Tous les oiseaux du ciel
Evie Wyld

Traduit par Mireille Vignol
Actes Sud Editions
septembre 2014
283 p.  21,80 €
ebook avec DRM 15,99 €
 
 
 
 La rédaction l'a lu

Traquée par la vie

Une fille qui s’appelle Jake élève seule des moutons dans un coin perdu sur une île britannique. Au départ, on ne sait rien d’elle hormis qu’elle a grandi en Australie. Pourquoi s’est-elle réfugiée sur cette île battue par les vents ? Pourquoi élève-t-elle des moutons ? Pourquoi et quand a-t-elle quitté l’Australie ? Autant de questions que le lecteur, mais aussi les habitants du petit village voisin, se posent.
Lorsque le roman débute, Jake découvre une de ses brebis égorgée, et ce n’est pas la première. Une situation angoissante donc, qui ferait probablement trembler tout un chacun, sauf que Jake n’est pas comme tout le monde. Alors, pleine de colère et de détermination, Jake enquête et sillonne l’île à la recherche de l’égorgeur de brebis, car cet événement sanglant pourrait être une résurgence de sa vie d’avant, en Australie. Tout l’art de la romancière anglo-australienne Evie Wyld est de distiller les informations sur le passé de Jake, en les livrant au compte gouttes et à reculons. Car c’est à rebours que l’on remonte dans son histoire, de son départ précipité d’Australie, son emploi un peu plus tôt dans un élevage de moutons près du désert, sa cohabitation avec un fou pervers dans une ferme isolée, sa jeunesse chaotique à Darwin et Port Hedland, jusqu’à sa ville natale.
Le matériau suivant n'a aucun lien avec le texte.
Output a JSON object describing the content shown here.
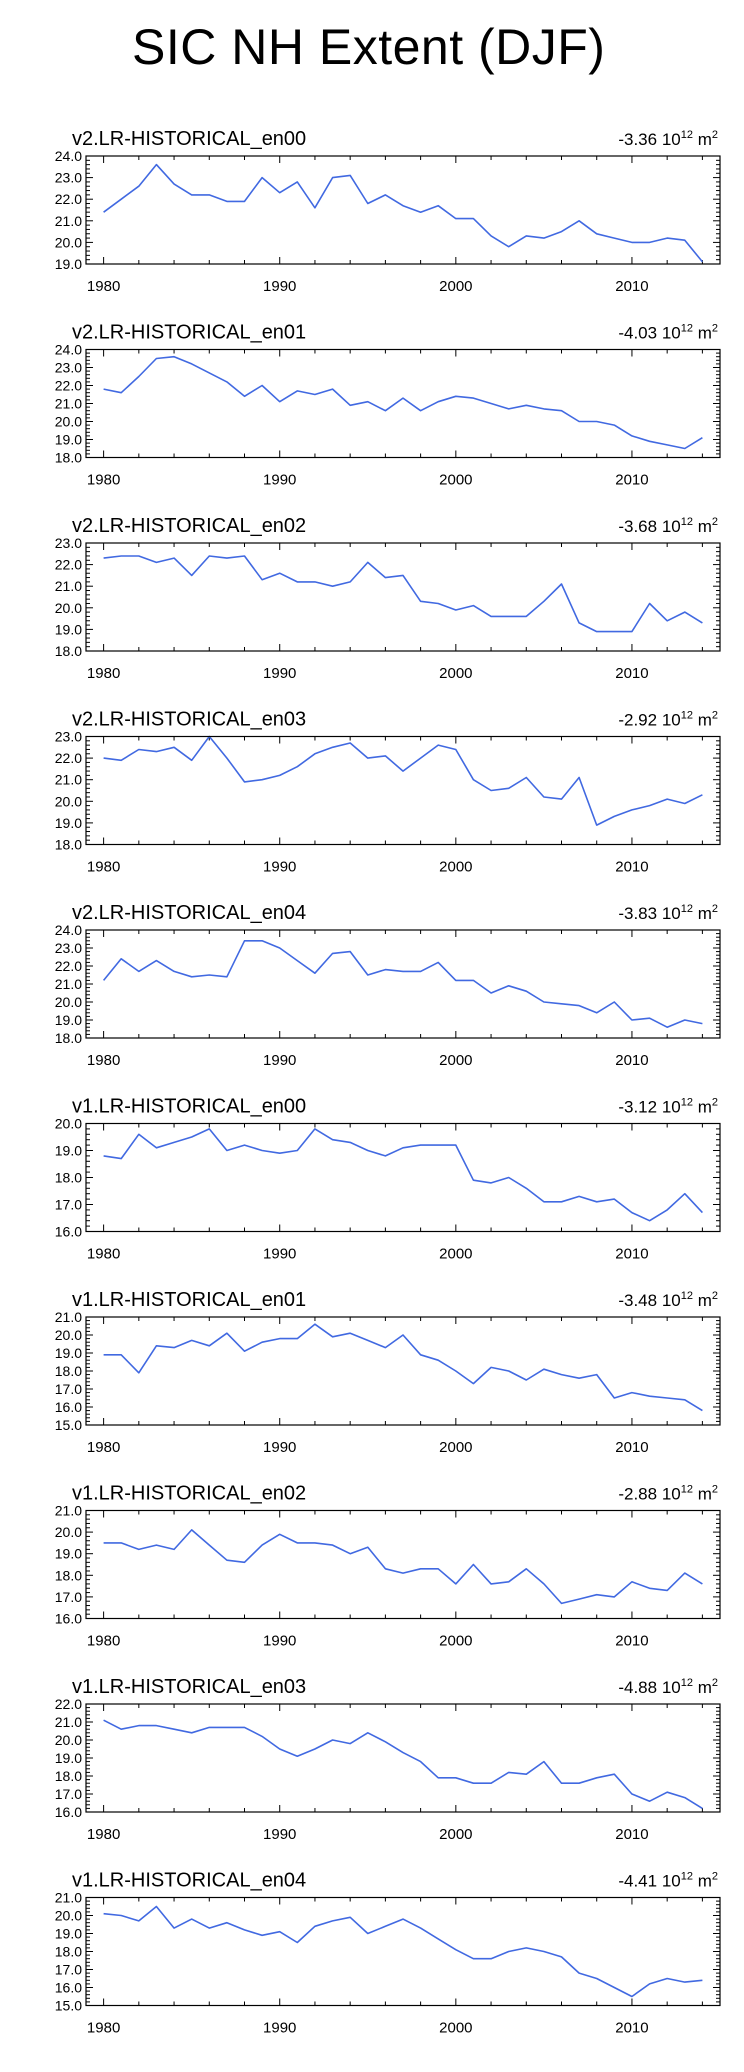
{
  "figure": {
    "title": "SIC NH Extent (DJF)"
  },
  "chart_data": [
    {
      "type": "line",
      "title": "v2.LR-HISTORICAL_en00",
      "trend": "-3.36",
      "trend_unit_base": "10",
      "trend_unit_exp": "12",
      "trend_unit": "m",
      "trend_unit_exp2": "2",
      "ylim": [
        19.0,
        24.0
      ],
      "yticks": [
        "24.0",
        "23.0",
        "22.0",
        "21.0",
        "20.0",
        "19.0"
      ],
      "xlim": [
        1979,
        2015
      ],
      "xticks": [
        "1980",
        "1990",
        "2000",
        "2010"
      ],
      "color": "#4169e1",
      "x": [
        1980,
        1981,
        1982,
        1983,
        1984,
        1985,
        1986,
        1987,
        1988,
        1989,
        1990,
        1991,
        1992,
        1993,
        1994,
        1995,
        1996,
        1997,
        1998,
        1999,
        2000,
        2001,
        2002,
        2003,
        2004,
        2005,
        2006,
        2007,
        2008,
        2009,
        2010,
        2011,
        2012,
        2013,
        2014
      ],
      "values": [
        21.4,
        22.0,
        22.6,
        23.6,
        22.7,
        22.2,
        22.2,
        21.9,
        21.9,
        23.0,
        22.3,
        22.8,
        21.6,
        23.0,
        23.1,
        21.8,
        22.2,
        21.7,
        21.4,
        21.7,
        21.1,
        21.1,
        20.3,
        19.8,
        20.3,
        20.2,
        20.5,
        21.0,
        20.4,
        20.2,
        20.0,
        20.0,
        20.2,
        20.1,
        19.1
      ]
    },
    {
      "type": "line",
      "title": "v2.LR-HISTORICAL_en01",
      "trend": "-4.03",
      "trend_unit_base": "10",
      "trend_unit_exp": "12",
      "trend_unit": "m",
      "trend_unit_exp2": "2",
      "ylim": [
        18.0,
        24.0
      ],
      "yticks": [
        "24.0",
        "23.0",
        "22.0",
        "21.0",
        "20.0",
        "19.0",
        "18.0"
      ],
      "xlim": [
        1979,
        2015
      ],
      "xticks": [
        "1980",
        "1990",
        "2000",
        "2010"
      ],
      "color": "#4169e1",
      "x": [
        1980,
        1981,
        1982,
        1983,
        1984,
        1985,
        1986,
        1987,
        1988,
        1989,
        1990,
        1991,
        1992,
        1993,
        1994,
        1995,
        1996,
        1997,
        1998,
        1999,
        2000,
        2001,
        2002,
        2003,
        2004,
        2005,
        2006,
        2007,
        2008,
        2009,
        2010,
        2011,
        2012,
        2013,
        2014
      ],
      "values": [
        21.8,
        21.6,
        22.5,
        23.5,
        23.6,
        23.2,
        22.7,
        22.2,
        21.4,
        22.0,
        21.1,
        21.7,
        21.5,
        21.8,
        20.9,
        21.1,
        20.6,
        21.3,
        20.6,
        21.1,
        21.4,
        21.3,
        21.0,
        20.7,
        20.9,
        20.7,
        20.6,
        20.0,
        20.0,
        19.8,
        19.2,
        18.9,
        18.7,
        18.5,
        19.1
      ]
    },
    {
      "type": "line",
      "title": "v2.LR-HISTORICAL_en02",
      "trend": "-3.68",
      "trend_unit_base": "10",
      "trend_unit_exp": "12",
      "trend_unit": "m",
      "trend_unit_exp2": "2",
      "ylim": [
        18.0,
        23.0
      ],
      "yticks": [
        "23.0",
        "22.0",
        "21.0",
        "20.0",
        "19.0",
        "18.0"
      ],
      "xlim": [
        1979,
        2015
      ],
      "xticks": [
        "1980",
        "1990",
        "2000",
        "2010"
      ],
      "color": "#4169e1",
      "x": [
        1980,
        1981,
        1982,
        1983,
        1984,
        1985,
        1986,
        1987,
        1988,
        1989,
        1990,
        1991,
        1992,
        1993,
        1994,
        1995,
        1996,
        1997,
        1998,
        1999,
        2000,
        2001,
        2002,
        2003,
        2004,
        2005,
        2006,
        2007,
        2008,
        2009,
        2010,
        2011,
        2012,
        2013,
        2014
      ],
      "values": [
        22.3,
        22.4,
        22.4,
        22.1,
        22.3,
        21.5,
        22.4,
        22.3,
        22.4,
        21.3,
        21.6,
        21.2,
        21.2,
        21.0,
        21.2,
        22.1,
        21.4,
        21.5,
        20.3,
        20.2,
        19.9,
        20.1,
        19.6,
        19.6,
        19.6,
        20.3,
        21.1,
        19.3,
        18.9,
        18.9,
        18.9,
        20.2,
        19.4,
        19.8,
        19.3
      ]
    },
    {
      "type": "line",
      "title": "v2.LR-HISTORICAL_en03",
      "trend": "-2.92",
      "trend_unit_base": "10",
      "trend_unit_exp": "12",
      "trend_unit": "m",
      "trend_unit_exp2": "2",
      "ylim": [
        18.0,
        23.0
      ],
      "yticks": [
        "23.0",
        "22.0",
        "21.0",
        "20.0",
        "19.0",
        "18.0"
      ],
      "xlim": [
        1979,
        2015
      ],
      "xticks": [
        "1980",
        "1990",
        "2000",
        "2010"
      ],
      "color": "#4169e1",
      "x": [
        1980,
        1981,
        1982,
        1983,
        1984,
        1985,
        1986,
        1987,
        1988,
        1989,
        1990,
        1991,
        1992,
        1993,
        1994,
        1995,
        1996,
        1997,
        1998,
        1999,
        2000,
        2001,
        2002,
        2003,
        2004,
        2005,
        2006,
        2007,
        2008,
        2009,
        2010,
        2011,
        2012,
        2013,
        2014
      ],
      "values": [
        22.0,
        21.9,
        22.4,
        22.3,
        22.5,
        21.9,
        23.0,
        22.0,
        20.9,
        21.0,
        21.2,
        21.6,
        22.2,
        22.5,
        22.7,
        22.0,
        22.1,
        21.4,
        22.0,
        22.6,
        22.4,
        21.0,
        20.5,
        20.6,
        21.1,
        20.2,
        20.1,
        21.1,
        18.9,
        19.3,
        19.6,
        19.8,
        20.1,
        19.9,
        20.3
      ]
    },
    {
      "type": "line",
      "title": "v2.LR-HISTORICAL_en04",
      "trend": "-3.83",
      "trend_unit_base": "10",
      "trend_unit_exp": "12",
      "trend_unit": "m",
      "trend_unit_exp2": "2",
      "ylim": [
        18.0,
        24.0
      ],
      "yticks": [
        "24.0",
        "23.0",
        "22.0",
        "21.0",
        "20.0",
        "19.0",
        "18.0"
      ],
      "xlim": [
        1979,
        2015
      ],
      "xticks": [
        "1980",
        "1990",
        "2000",
        "2010"
      ],
      "color": "#4169e1",
      "x": [
        1980,
        1981,
        1982,
        1983,
        1984,
        1985,
        1986,
        1987,
        1988,
        1989,
        1990,
        1991,
        1992,
        1993,
        1994,
        1995,
        1996,
        1997,
        1998,
        1999,
        2000,
        2001,
        2002,
        2003,
        2004,
        2005,
        2006,
        2007,
        2008,
        2009,
        2010,
        2011,
        2012,
        2013,
        2014
      ],
      "values": [
        21.2,
        22.4,
        21.7,
        22.3,
        21.7,
        21.4,
        21.5,
        21.4,
        23.4,
        23.4,
        23.0,
        22.3,
        21.6,
        22.7,
        22.8,
        21.5,
        21.8,
        21.7,
        21.7,
        22.2,
        21.2,
        21.2,
        20.5,
        20.9,
        20.6,
        20.0,
        19.9,
        19.8,
        19.4,
        20.0,
        19.0,
        19.1,
        18.6,
        19.0,
        18.8
      ]
    },
    {
      "type": "line",
      "title": "v1.LR-HISTORICAL_en00",
      "trend": "-3.12",
      "trend_unit_base": "10",
      "trend_unit_exp": "12",
      "trend_unit": "m",
      "trend_unit_exp2": "2",
      "ylim": [
        16.0,
        20.0
      ],
      "yticks": [
        "20.0",
        "19.0",
        "18.0",
        "17.0",
        "16.0"
      ],
      "xlim": [
        1979,
        2015
      ],
      "xticks": [
        "1980",
        "1990",
        "2000",
        "2010"
      ],
      "color": "#4169e1",
      "x": [
        1980,
        1981,
        1982,
        1983,
        1984,
        1985,
        1986,
        1987,
        1988,
        1989,
        1990,
        1991,
        1992,
        1993,
        1994,
        1995,
        1996,
        1997,
        1998,
        1999,
        2000,
        2001,
        2002,
        2003,
        2004,
        2005,
        2006,
        2007,
        2008,
        2009,
        2010,
        2011,
        2012,
        2013,
        2014
      ],
      "values": [
        18.8,
        18.7,
        19.6,
        19.1,
        19.3,
        19.5,
        19.8,
        19.0,
        19.2,
        19.0,
        18.9,
        19.0,
        19.8,
        19.4,
        19.3,
        19.0,
        18.8,
        19.1,
        19.2,
        19.2,
        19.2,
        17.9,
        17.8,
        18.0,
        17.6,
        17.1,
        17.1,
        17.3,
        17.1,
        17.2,
        16.7,
        16.4,
        16.8,
        17.4,
        16.7
      ]
    },
    {
      "type": "line",
      "title": "v1.LR-HISTORICAL_en01",
      "trend": "-3.48",
      "trend_unit_base": "10",
      "trend_unit_exp": "12",
      "trend_unit": "m",
      "trend_unit_exp2": "2",
      "ylim": [
        15.0,
        21.0
      ],
      "yticks": [
        "21.0",
        "20.0",
        "19.0",
        "18.0",
        "17.0",
        "16.0",
        "15.0"
      ],
      "xlim": [
        1979,
        2015
      ],
      "xticks": [
        "1980",
        "1990",
        "2000",
        "2010"
      ],
      "color": "#4169e1",
      "x": [
        1980,
        1981,
        1982,
        1983,
        1984,
        1985,
        1986,
        1987,
        1988,
        1989,
        1990,
        1991,
        1992,
        1993,
        1994,
        1995,
        1996,
        1997,
        1998,
        1999,
        2000,
        2001,
        2002,
        2003,
        2004,
        2005,
        2006,
        2007,
        2008,
        2009,
        2010,
        2011,
        2012,
        2013,
        2014
      ],
      "values": [
        18.9,
        18.9,
        17.9,
        19.4,
        19.3,
        19.7,
        19.4,
        20.1,
        19.1,
        19.6,
        19.8,
        19.8,
        20.6,
        19.9,
        20.1,
        19.7,
        19.3,
        20.0,
        18.9,
        18.6,
        18.0,
        17.3,
        18.2,
        18.0,
        17.5,
        18.1,
        17.8,
        17.6,
        17.8,
        16.5,
        16.8,
        16.6,
        16.5,
        16.4,
        15.8
      ]
    },
    {
      "type": "line",
      "title": "v1.LR-HISTORICAL_en02",
      "trend": "-2.88",
      "trend_unit_base": "10",
      "trend_unit_exp": "12",
      "trend_unit": "m",
      "trend_unit_exp2": "2",
      "ylim": [
        16.0,
        21.0
      ],
      "yticks": [
        "21.0",
        "20.0",
        "19.0",
        "18.0",
        "17.0",
        "16.0"
      ],
      "xlim": [
        1979,
        2015
      ],
      "xticks": [
        "1980",
        "1990",
        "2000",
        "2010"
      ],
      "color": "#4169e1",
      "x": [
        1980,
        1981,
        1982,
        1983,
        1984,
        1985,
        1986,
        1987,
        1988,
        1989,
        1990,
        1991,
        1992,
        1993,
        1994,
        1995,
        1996,
        1997,
        1998,
        1999,
        2000,
        2001,
        2002,
        2003,
        2004,
        2005,
        2006,
        2007,
        2008,
        2009,
        2010,
        2011,
        2012,
        2013,
        2014
      ],
      "values": [
        19.5,
        19.5,
        19.2,
        19.4,
        19.2,
        20.1,
        19.4,
        18.7,
        18.6,
        19.4,
        19.9,
        19.5,
        19.5,
        19.4,
        19.0,
        19.3,
        18.3,
        18.1,
        18.3,
        18.3,
        17.6,
        18.5,
        17.6,
        17.7,
        18.3,
        17.6,
        16.7,
        16.9,
        17.1,
        17.0,
        17.7,
        17.4,
        17.3,
        18.1,
        17.6
      ]
    },
    {
      "type": "line",
      "title": "v1.LR-HISTORICAL_en03",
      "trend": "-4.88",
      "trend_unit_base": "10",
      "trend_unit_exp": "12",
      "trend_unit": "m",
      "trend_unit_exp2": "2",
      "ylim": [
        16.0,
        22.0
      ],
      "yticks": [
        "22.0",
        "21.0",
        "20.0",
        "19.0",
        "18.0",
        "17.0",
        "16.0"
      ],
      "xlim": [
        1979,
        2015
      ],
      "xticks": [
        "1980",
        "1990",
        "2000",
        "2010"
      ],
      "color": "#4169e1",
      "x": [
        1980,
        1981,
        1982,
        1983,
        1984,
        1985,
        1986,
        1987,
        1988,
        1989,
        1990,
        1991,
        1992,
        1993,
        1994,
        1995,
        1996,
        1997,
        1998,
        1999,
        2000,
        2001,
        2002,
        2003,
        2004,
        2005,
        2006,
        2007,
        2008,
        2009,
        2010,
        2011,
        2012,
        2013,
        2014
      ],
      "values": [
        21.1,
        20.6,
        20.8,
        20.8,
        20.6,
        20.4,
        20.7,
        20.7,
        20.7,
        20.2,
        19.5,
        19.1,
        19.5,
        20.0,
        19.8,
        20.4,
        19.9,
        19.3,
        18.8,
        17.9,
        17.9,
        17.6,
        17.6,
        18.2,
        18.1,
        18.8,
        17.6,
        17.6,
        17.9,
        18.1,
        17.0,
        16.6,
        17.1,
        16.8,
        16.2
      ]
    },
    {
      "type": "line",
      "title": "v1.LR-HISTORICAL_en04",
      "trend": "-4.41",
      "trend_unit_base": "10",
      "trend_unit_exp": "12",
      "trend_unit": "m",
      "trend_unit_exp2": "2",
      "ylim": [
        15.0,
        21.0
      ],
      "yticks": [
        "21.0",
        "20.0",
        "19.0",
        "18.0",
        "17.0",
        "16.0",
        "15.0"
      ],
      "xlim": [
        1979,
        2015
      ],
      "xticks": [
        "1980",
        "1990",
        "2000",
        "2010"
      ],
      "color": "#4169e1",
      "x": [
        1980,
        1981,
        1982,
        1983,
        1984,
        1985,
        1986,
        1987,
        1988,
        1989,
        1990,
        1991,
        1992,
        1993,
        1994,
        1995,
        1996,
        1997,
        1998,
        1999,
        2000,
        2001,
        2002,
        2003,
        2004,
        2005,
        2006,
        2007,
        2008,
        2009,
        2010,
        2011,
        2012,
        2013,
        2014
      ],
      "values": [
        20.1,
        20.0,
        19.7,
        20.5,
        19.3,
        19.8,
        19.3,
        19.6,
        19.2,
        18.9,
        19.1,
        18.5,
        19.4,
        19.7,
        19.9,
        19.0,
        19.4,
        19.8,
        19.3,
        18.7,
        18.1,
        17.6,
        17.6,
        18.0,
        18.2,
        18.0,
        17.7,
        16.8,
        16.5,
        16.0,
        15.5,
        16.2,
        16.5,
        16.3,
        16.4
      ]
    }
  ]
}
Petit à petit, le lecteur devine que Jake a toujours dû s’enfuir, que quelque chose de terrible à fait basculer sa vie dans une course éperdue qui l’a conduite jusqu’à cette île inhospitalière où elle a fini par se cacher.
Il faut donc remonter jusqu’à la fin du livre, chaque chapitre éclairant les précédents mais dans une constante déstabilisation du lecteur, car rien ne s’explique jamais comme on aurait pu le prédire, de la même façon que l’enquête sur l’île à propos du massacre des brebis nous conduit à des découvertes déroutantes.
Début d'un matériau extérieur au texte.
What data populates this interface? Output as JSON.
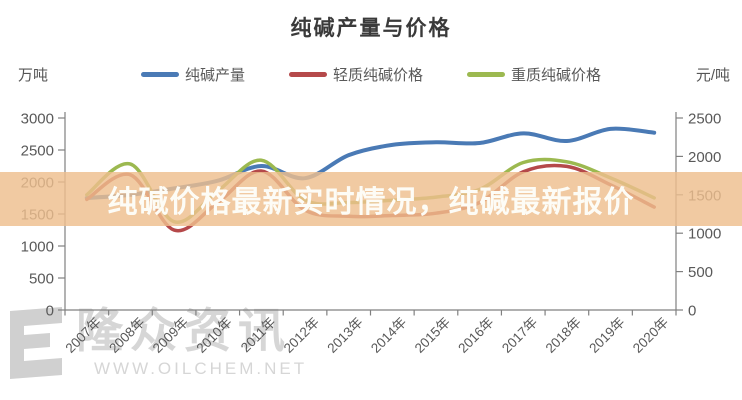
{
  "header": {
    "title": "纯碱产量与价格",
    "left_unit": "万吨",
    "right_unit": "元/吨"
  },
  "overlay": {
    "headline": "纯碱价格最新实时情况，纯碱最新报价",
    "band_rgba": "rgba(238,190,142,0.82)",
    "text_color": "#fdfcf6"
  },
  "watermark": {
    "brand": "隆众资讯",
    "url": "WWW.OILCHEM.NET",
    "color": "#d6d6d6"
  },
  "chart_data": {
    "type": "line",
    "title": "纯碱产量与价格",
    "grid": false,
    "legend_position": "top",
    "categories": [
      "2007年",
      "2008年",
      "2009年",
      "2010年",
      "2011年",
      "2012年",
      "2013年",
      "2014年",
      "2015年",
      "2016年",
      "2017年",
      "2018年",
      "2019年",
      "2020年"
    ],
    "series": [
      {
        "name": "纯碱产量",
        "axis": "left",
        "color": "#4a7ab5",
        "width": 4,
        "values": [
          1750,
          1800,
          1900,
          2020,
          2250,
          2060,
          2420,
          2580,
          2620,
          2610,
          2760,
          2640,
          2830,
          2770
        ]
      },
      {
        "name": "轻质纯碱价格",
        "axis": "right",
        "color": "#b5494a",
        "width": 3.5,
        "values": [
          1440,
          1760,
          1040,
          1400,
          1810,
          1300,
          1220,
          1230,
          1260,
          1400,
          1800,
          1870,
          1630,
          1340
        ]
      },
      {
        "name": "重质纯碱价格",
        "axis": "right",
        "color": "#9cb950",
        "width": 3.5,
        "values": [
          1500,
          1900,
          1150,
          1550,
          1950,
          1430,
          1400,
          1430,
          1470,
          1570,
          1920,
          1930,
          1720,
          1460
        ]
      }
    ],
    "left_axis": {
      "label": "万吨",
      "min": 0,
      "max": 3000,
      "ticks": [
        0,
        500,
        1000,
        1500,
        2000,
        2500,
        3000
      ]
    },
    "right_axis": {
      "label": "元/吨",
      "min": 0,
      "max": 2500,
      "ticks": [
        0,
        500,
        1000,
        1500,
        2000,
        2500
      ]
    },
    "axis_color": "#808080",
    "tick_label_color": "#595959"
  }
}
Une structure redoutablement maîtrisée par Evie Wyld, pour un roman qui dit que certains destins pourtant tout tracés peuvent basculer un jour et s’égarer sans qu’il soit possible d’y changer quelque chose, des destins où seul l’instinct de survie, et le hasard, peuvent sauver une vie. C’est aussi, très loin en filigrane, un portrait de l’Australie, ses paysages sauvages, la question aborigène et la place faite aux métis, dans lequel la romancière suggèrerait qu’une sorte de violence fondamentale habite l’âme même de ce pays.